Threading Cultures

When tattooing on the human body, artists don’t have a flat rectangle to create a composition on. They work over rounded edges and sloping curves, within crevices and folds. The larger the tattoo the more the artwork has to bend and twist. Creating patterns and prints for clothing can be a similar process. There’s stitching, edges, and shapes to work around. Bangkok clothing brand Loco Mosquito teases out these similarities, creating all-over prints designed by tattoo artists for limited drops. The artists work in their individual styles, creating designs specifically for each clothing drop, resulting in unique pieces that could be hung on a wall as easily as they’d be worn. “We want people to have something not a lot of people have,” says founder Ricky Madison. “It’s art-driven as opposed to fashion-driven.”

The Mosquito showroom feels like a gallery. Tucked away in a residential alley, artwork from all around Asia covers every inch of wall space. There are lama thanka paintings, Tibetan prayer rugs, old Indian cassette tapes, and tribal Indonesian shell weaving. Original artwork by his friends and collaborators is mixed throughout the space and the second floorโ€”where their clothing is on displayโ€”is covered with a bright pink mural. There are multiple tattoo booths as well.

Ricky Madison by Mike Steyels

Madison, who runs Mosquito alongside his wife Jitt, worked for years in the fashion industry but found it wanting. He needed something with more substance. Born and raised in Jakarta, the Indonesian-Chinese artist was more captivated by the West than he was by Asian art as a kid. “I guess kids always think the grass is greener, I always wanted to be exposed to new things,” he says. While studying at university in Australia, he started working retail at clothing shops and eventually went on to work at a global fast fashion brand doing trend forecasting and production. “I got disillusioned. It was a cool environment, cool people. But the fashion world felt very superficial.” By his late twenties he started to gravitate towards Eastern culture, traveling to places like Nepal and India. He was exploring Japanese and Chinese culture, tribal Indonesian art from Borneo and Sumbawa, and Hindu culture. “I found this stuff mundane as a kid, but later on I revisited it and was captivated by the visual language. The older you get, you start seeing things in a different light.”

After nearly a decade in Australia, he left for Bangkok to get a tattoo from a friend. “I fell in love with the city. It fosters Western creativity but also maintains its traditional Southeast Asian idiosyncrasies with religion, culture, art, and folk art,” he says. So he moved here to start a new chapter in his life, with only the vague notion he wanted to do something with clothes. At the time he was working in vintage exports. Soon he got a full body tattoo that features an Indian Mahakala deity, Borneo tribal symbology, and Tibetan references by a visiting French artist named Guy Le. And then it hit him: “Let’s combine tattoos with clothing.”

Guy Le became Madison’s first collaborator, and together they created a burgundy, all-over Japanese wave print for a white denim Mandarin collar jacket and matching pants. They printed a small run of ten pieces and brought it with them to the year’s biggest tattoo convention and displayed it at Guy Le’s booth. “We were just having fun with it at the time,” Madison says. “We didn’t expect anyone to be interested.” But they ended up selling more than half of what they made. And more importantly, they gained the interest of some of the world’s top tattoo artists.

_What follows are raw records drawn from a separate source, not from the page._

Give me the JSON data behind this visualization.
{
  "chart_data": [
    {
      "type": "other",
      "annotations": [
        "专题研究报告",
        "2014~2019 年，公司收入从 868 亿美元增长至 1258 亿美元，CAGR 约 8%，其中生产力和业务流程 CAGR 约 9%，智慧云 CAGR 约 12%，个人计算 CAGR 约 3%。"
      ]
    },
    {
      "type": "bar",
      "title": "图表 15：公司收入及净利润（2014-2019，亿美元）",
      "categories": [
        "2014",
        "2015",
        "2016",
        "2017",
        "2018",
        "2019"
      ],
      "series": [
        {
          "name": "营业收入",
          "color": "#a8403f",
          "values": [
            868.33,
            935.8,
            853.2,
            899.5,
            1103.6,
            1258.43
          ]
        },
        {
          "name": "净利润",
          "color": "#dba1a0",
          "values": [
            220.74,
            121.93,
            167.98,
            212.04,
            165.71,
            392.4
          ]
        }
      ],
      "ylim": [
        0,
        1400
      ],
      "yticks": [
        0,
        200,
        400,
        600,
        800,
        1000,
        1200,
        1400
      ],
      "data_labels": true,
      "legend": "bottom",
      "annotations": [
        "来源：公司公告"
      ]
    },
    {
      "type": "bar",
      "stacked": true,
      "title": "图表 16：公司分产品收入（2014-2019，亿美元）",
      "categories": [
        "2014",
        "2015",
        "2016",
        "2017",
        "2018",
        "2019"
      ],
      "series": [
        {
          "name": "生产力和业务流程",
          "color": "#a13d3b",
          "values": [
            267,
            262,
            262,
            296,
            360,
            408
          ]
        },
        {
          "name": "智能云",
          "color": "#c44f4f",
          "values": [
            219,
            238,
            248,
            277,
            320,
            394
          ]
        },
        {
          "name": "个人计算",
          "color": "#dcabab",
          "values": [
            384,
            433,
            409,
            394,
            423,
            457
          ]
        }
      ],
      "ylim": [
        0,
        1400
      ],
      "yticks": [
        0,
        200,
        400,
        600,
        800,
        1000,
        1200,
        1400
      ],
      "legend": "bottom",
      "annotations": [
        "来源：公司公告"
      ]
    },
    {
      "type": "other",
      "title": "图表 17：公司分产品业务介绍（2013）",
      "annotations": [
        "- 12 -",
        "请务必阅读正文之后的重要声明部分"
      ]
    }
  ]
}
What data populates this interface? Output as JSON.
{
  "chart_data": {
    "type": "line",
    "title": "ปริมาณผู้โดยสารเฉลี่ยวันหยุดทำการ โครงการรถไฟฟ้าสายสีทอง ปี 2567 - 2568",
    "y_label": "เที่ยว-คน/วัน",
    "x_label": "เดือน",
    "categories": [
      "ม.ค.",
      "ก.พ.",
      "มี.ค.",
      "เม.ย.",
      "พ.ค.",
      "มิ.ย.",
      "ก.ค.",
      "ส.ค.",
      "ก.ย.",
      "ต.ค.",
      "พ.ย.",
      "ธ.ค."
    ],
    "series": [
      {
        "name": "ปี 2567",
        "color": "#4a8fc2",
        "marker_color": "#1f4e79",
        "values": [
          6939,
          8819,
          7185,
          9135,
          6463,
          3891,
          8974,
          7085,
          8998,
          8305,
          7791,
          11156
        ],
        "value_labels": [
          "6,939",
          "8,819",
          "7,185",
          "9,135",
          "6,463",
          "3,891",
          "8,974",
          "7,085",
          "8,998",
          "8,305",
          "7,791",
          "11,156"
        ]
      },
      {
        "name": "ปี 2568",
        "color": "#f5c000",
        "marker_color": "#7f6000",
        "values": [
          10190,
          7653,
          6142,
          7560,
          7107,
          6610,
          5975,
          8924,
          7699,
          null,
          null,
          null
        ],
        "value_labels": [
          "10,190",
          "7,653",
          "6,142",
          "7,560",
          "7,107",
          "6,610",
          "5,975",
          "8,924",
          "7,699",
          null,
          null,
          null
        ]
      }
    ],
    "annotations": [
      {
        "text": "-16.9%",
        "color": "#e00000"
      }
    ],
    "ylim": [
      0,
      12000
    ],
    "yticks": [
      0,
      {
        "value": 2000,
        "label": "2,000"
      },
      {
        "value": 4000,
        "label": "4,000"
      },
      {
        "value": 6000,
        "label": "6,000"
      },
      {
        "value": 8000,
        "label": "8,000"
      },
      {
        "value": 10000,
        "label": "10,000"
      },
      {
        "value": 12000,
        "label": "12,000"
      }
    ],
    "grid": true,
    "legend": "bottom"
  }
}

Although the artists Loco Mosquito collaborates with are from all over the world, each with their own individual style, the brand has a distinct identity. “They share a similar outlook on what tattooing should be, so it creates a cohesive look all together, even though they are quite different,” Madison explains. “It needs to be an extension of their personality and their artwork. It’s important.”

They’ve collaborated with 15 artists total but have done multiple drops with many and aim to work with their day one artists once or twice a year. They never make more than 100 pieces per release. Most of their fabrics, like Rayon and cotton, are imported from Japan. But everything is pieced together in Bangkok by traditional shirt makers and tailors. For the all-over prints, they use digital reactive printing on a big roll of fabric and then cut out the shapes. “We try not to do many edits to the prints because we want to retain the hand-drawn element. You see brush strokes and slight imperfections that you would see in a real painting.”

For each drop they release two lookbooks, one documenting the process behind the creation of the artwork and the artist behind them. The other uses street-style photography and man-off-the-street models. A great example is the recent drop featuring a local motorcycle taxi driver covered in sak yant tattoos. “He was a great fit. We see him from time to time and have known him for a couple years. We approached him because of the tattoos but he’s got a natural charisma, his demeanor, the way he dresses and speaks. We wanted something true.”

This adds another layer of substance to the work Mosquito produces. Substance was Madison’s main interest from the start and what the brand stands for: “The lack of meaning and stories is the main reason I left the fashion industry. They’re too important. People attach a sentimentality the origins of something and how they’re made. It’s what makes clothes personal.” The models, the tattoo artists, the art itself, even the production. It imbues everything with purpose. It’s a statement.